Paolo Berdini è uno dei più competenti e intransigenti avversari di questa politica dissennata, che ha premiato la rendita dei grandi costruttori e creato danni all’universalità dei cittadini romani.
Infine, qualche considerazione sugli insuccessi elettorali più significativi della sinistra a Roma e a Torino, che mi paiono comuni per tanti aspetti.
Avevo considerato, a suo tempo, imprudente la candidatura di Fassina, ma – una volta nell’agone elettorale – ho espresso su questo giornale il mio sostegno al suo lavoro per tanti versi coraggioso. Naturalmente, senza illusioni, con l’auspicio che si costruisca a Roma, per il futuro, un centro aggregatore delle forze di sinistra, quale terminale di una formazione politica più larga, di respiro nazionale.
C’era, tuttavia, nella candidatura di Airaudo a Torino e di Fassina a Roma, un peccato d’origine che evidentemente il lavoro sul campo, quello tra la classe operaia torinese e nella periferia romana, non è bastato a sanare.
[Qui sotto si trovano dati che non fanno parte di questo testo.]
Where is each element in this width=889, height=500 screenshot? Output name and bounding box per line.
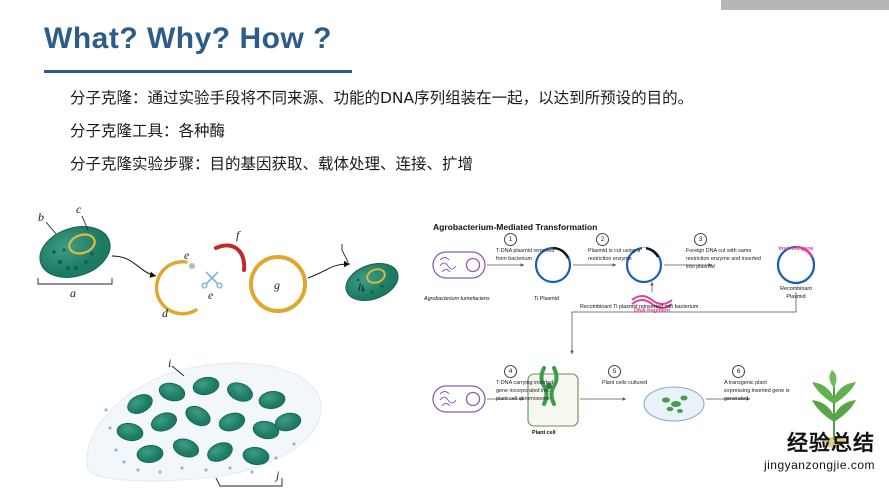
cloning-workflow-svg xyxy=(20,200,420,490)
label-a: a xyxy=(70,286,76,301)
petri-dish xyxy=(644,387,704,421)
insert-fragment xyxy=(216,245,244,270)
slide-root: What? Why? How ? 分子克隆：通过实验手段将不同来源、功能的DNA… xyxy=(0,0,889,500)
reinsert-label: Recombinant Ti plasmid reinserted into b… xyxy=(580,304,698,310)
label-f: f xyxy=(236,228,239,243)
agrobacterium-cell-2 xyxy=(433,386,485,412)
top-right-tab xyxy=(721,0,889,10)
step-caption-1: T-DNA plasmid removed from bacterium xyxy=(496,248,566,264)
label-j: j xyxy=(276,468,279,483)
recombinant-plasmid-label: Recombinant Plasmid xyxy=(772,286,820,301)
watermark-sub: jingyanzongjie.com xyxy=(764,458,875,472)
label-i: i xyxy=(168,356,171,371)
label-b: b xyxy=(38,210,44,225)
label-c: c xyxy=(76,202,81,217)
step-caption-3: Foreign DNA cut with same restriction en… xyxy=(686,248,764,271)
cloning-workflow-figure: c b a d e e f g h i j xyxy=(20,200,420,490)
step-caption-4: T-DNA carrying inserted gene incorporate… xyxy=(496,380,558,403)
ti-plasmid-label: Ti Plasmid xyxy=(534,296,559,302)
label-d: d xyxy=(162,306,168,321)
step-caption-6: A transgenic plant expressing inserted g… xyxy=(724,380,794,403)
scissors-icon xyxy=(202,272,222,288)
label-h: h xyxy=(358,280,364,295)
body-line-3: 分子克隆实验步骤：目的基因获取、载体处理、连接、扩增 xyxy=(70,152,870,176)
page-title: What? Why? How ? xyxy=(44,22,332,56)
step-caption-2: Plasmid is cut using a restriction enzym… xyxy=(588,248,658,264)
step-number-4: 4 xyxy=(504,365,517,378)
step-number-3: 3 xyxy=(694,233,707,246)
agrobacterium-cell xyxy=(433,252,485,278)
recombinant-plasmid xyxy=(778,247,814,283)
bacterium-transformed xyxy=(341,244,403,307)
watermark: 经验总结 jingyanzongjie.com xyxy=(764,427,875,472)
step-number-5: 5 xyxy=(608,365,621,378)
bacteria-culture xyxy=(87,363,321,486)
plant-cell-label: Plant cell xyxy=(532,430,556,436)
label-g: g xyxy=(274,278,280,293)
inserted-gene-label: Inserted gene xyxy=(774,246,818,252)
agrobacterium-label: Agrobacterium tumefaciens xyxy=(424,296,490,302)
label-e-top: e xyxy=(184,248,189,263)
body-line-2: 分子克隆工具：各种酶 xyxy=(70,119,870,143)
watermark-main: 经验总结 xyxy=(764,427,875,457)
bacterium-large xyxy=(33,216,116,286)
step-number-2: 2 xyxy=(596,233,609,246)
body-line-1: 分子克隆：通过实验手段将不同来源、功能的DNA序列组装在一起，以达到所预设的目的… xyxy=(70,86,870,110)
body-text: 分子克隆：通过实验手段将不同来源、功能的DNA序列组装在一起，以达到所预设的目的… xyxy=(70,86,870,185)
agro-diagram-title: Agrobacterium-Mediated Transformation xyxy=(433,222,597,232)
step-number-6: 6 xyxy=(732,365,745,378)
title-underline xyxy=(44,70,352,73)
label-e-bottom: e xyxy=(208,288,213,303)
step-number-1: 1 xyxy=(504,233,517,246)
step-caption-5: Plant cells cultured xyxy=(602,380,664,388)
E le ragioni sono ovvie. Il lavoro quotidiano tra i cittadini non può dare frutti elettorali nel giro di pochi mesi.
Si tratta di un’opera di lunga lena, che sarebbe dovuta iniziare molto prima dell’apertura della campagna elettorale. Lo si voglia o no, la fiera elettorale copre di una patina di strumentalità qualunque impegno e dialogo “col popolo”.
E infine, di passata, ma è forse il problema fondamentale, tanto Airaudo che Fassina e altri candidati meno noti, sono apparsi troppo isolati: avanguardie solitarie di una sinistra che non c’è, per giunta esponenti dissenzienti di una tradizione che oggi si chiude nel fallimento.
L’idea di Sinistra Italiana di aspettare il congresso di dicembre per “partire” non ha certo aiutato questi candidati. Ma ha anche gettato un ombra pesante di fragilità su tutto il campo. Persino il mio «giovanile entusiasmo» (come benevolmente ironizza Asor Rosa) è stato messo a dura prova.